Мы и во сне собираем помидоры — нередко кто-то вскрикнет сквозь сон, вскинет руку, шурша соломой, поищет еще в темноте — но усталость берет свое. Мы здоровые дети — и сон наш сильнее дневного возбуждения, мы как убитые спим на соломе, укрытые жидкими, вытертыми одеялами, сложенными вдвое.
Леман в эти дни чувствует себя настоящим стратегом! Он все носится по полю, каждый раз что-то придумывает, как нас лучше расставить, чтоб работа шла споро, заметно. Видно, нервничает наш стратег, опасается, что не выполним норму, что в самом деле окажемся дармоедной саранчой и не оправдаем харчи Карпенко. Он расформировал бригаду младших, придав их по паре каждой паре взрослых, которая носит за проволочные ручки ящик.
«Так они больше сделают!» — заверяет тетю Клаву Леман. Потом он придумал некий «солноворот». Собирать всегда, имея солнце сзади, за спиной! Если с утра мы начинали с одного конца, то после обеда нам надлежало начать с другого.
И по свидетельству весовщика, чернявого хитрована в толстовке, дело шло каждый раз заметно лучше! Потом Леман выделил постоянных носильщиков. Опять дело пошло на улучшение. Теперь весовщику стало не до хитрой улыбочки, он едва успевал за нами. Лемана теперь не устраивала пробка у весов. Он потребовал у Карпенко второго весовщика.
— Иначе — простой за счет колхоза! — решительно заявил Леман, поглядывая на свои ручные часы с металлической крышкой-решеткой, — чтоб не разбилось стекло. Как он ухитрялся видеть стрелки сквозь эту решетку?
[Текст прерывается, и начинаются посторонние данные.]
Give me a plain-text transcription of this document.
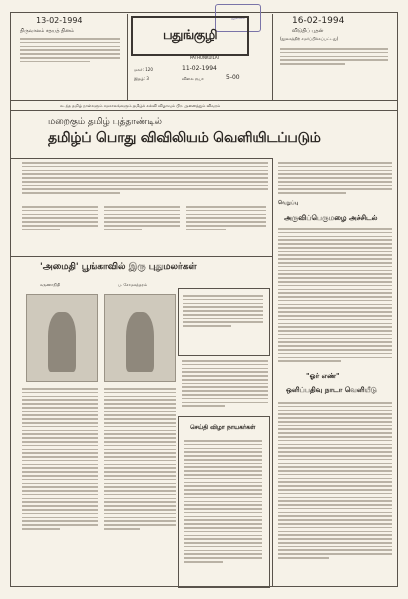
13-02-1994
திருவாலம் சதயத் தினம்
நூலகம்
பதுங்குழி
PATHUNKUILAI
மலர்: 120	11-02-1994
இதழ்: 3	விலை ரூபா	5-00
16-02-1994
விடுதிப் புதன்
(நூலகத்திற் சமர்ப்பிக்கப்பட்டது)
கடந்த தமிழ் நாள்களும் சமகாலங்களும் தமிழ்க் கல்வி விழாவும் பிற அனைத்தும் விவரம்
மறைகும் தமிழ் புத்தாண்டில்
தமிழ்ப் பொது விவிலியம் வெளியிடப்படும்
'அமைதி' பூங்காவில் இரு புதுமலர்கள்
கருணாநிதி	ப. சோமசுந்தரம்
செய்தி விழா நாயகர்கள்
வெறுப்பு
அருவிப்பெருமழை அச்சிடல்
"ஓர் எண்"
ஒளிப்பதிவு நாடா வெளியீடு
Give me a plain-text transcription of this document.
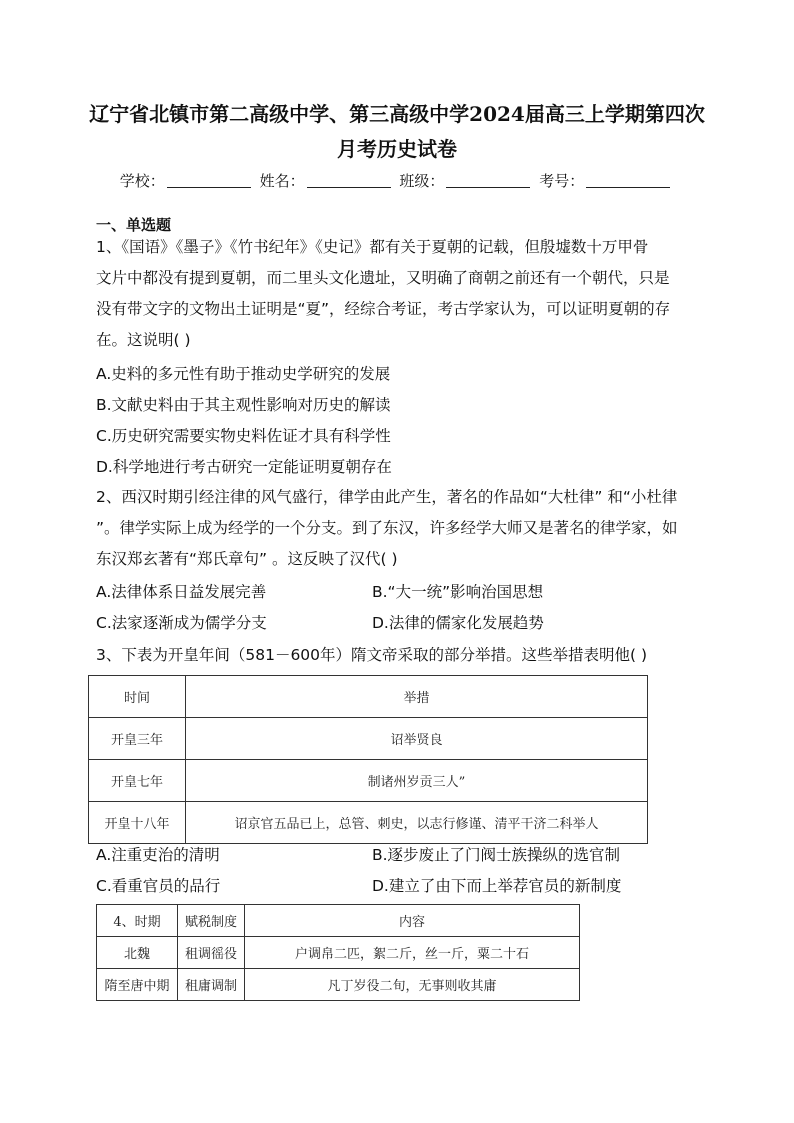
辽宁省北镇市第二高级中学、第三高级中学2024届高三上学期第四次
月考历史试卷
学校：	姓名：	班级：	考号：
一、单选题
1、《国语》《墨子》《竹书纪年》《史记》都有关于夏朝的记载，但殷墟数十万甲骨
文片中都没有提到夏朝，而二里头文化遗址，又明确了商朝之前还有一个朝代，只是
没有带文字的文物出土证明是“夏”，经综合考证，考古学家认为，可以证明夏朝的存
在。这说明( )
A.史料的多元性有助于推动史学研究的发展
B.文献史料由于其主观性影响对历史的解读
C.历史研究需要实物史料佐证才具有科学性
D.科学地进行考古研究一定能证明夏朝存在
2、西汉时期引经注律的风气盛行，律学由此产生，著名的作品如“大杜律” 和“小杜律
”。律学实际上成为经学的一个分支。到了东汉，许多经学大师又是著名的律学家，如
东汉郑玄著有“郑氏章句” 。这反映了汉代( )
A.法律体系日益发展完善	B.“大一统”影响治国思想
C.法家逐渐成为儒学分支	D.法律的儒家化发展趋势
3、下表为开皇年间（581－600年）隋文帝采取的部分举措。这些举措表明他( )
时间	举措
开皇三年	诏举贤良
开皇七年	制诸州岁贡三人”
开皇十八年	诏京官五品已上，总管、刺史，以志行修谨、清平干济二科举人
A.注重吏治的清明	B.逐步废止了门阀士族操纵的选官制
C.看重官员的品行	D.建立了由下而上举荐官员的新制度
4、时期	赋税制度	内容
北魏	租调徭役	户调帛二匹，絮二斤，丝一斤，粟二十石
隋至唐中期	租庸调制	凡丁岁役二旬，无事则收其庸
Леман потел, под мышками обозначились белые разводы соли, но, как ни уговаривали тетя Клава и Белла Григорьевна, он решительно отказался снять френч свой и остаться в майке.
Карпенко — тот больше всех потел, хватался то и дело за свой платок, не успевая однако вытирать пот. Трудно ему было с этим беспокойным человеком, Леманом! Он не скрывал своей неприязненности:
— Хвороба ты, а не человек… Навязался ты на мою шею, Хфедор Хфранцевич! — За глаза почему-то ругал его немчурой, но это были ругательства того особого сорта, которые скрывали внутреннее одобрение и невыказанное признание.
Потом Карпенко вспомнил: есть у него, правда, еще одни весы, да неисправные.
— Кто их починит? Работа то-он-кая! Это тебе не кобылу подковать… Все некогда в город отвезти.
— Кто починит, говоришь? А Панько на что? — держа за лацкан тучного председателя, чтоб не отвертелся, говорил Леман. — Сейчас же доставь сюда весы! Совой о пень или со пнем о сову?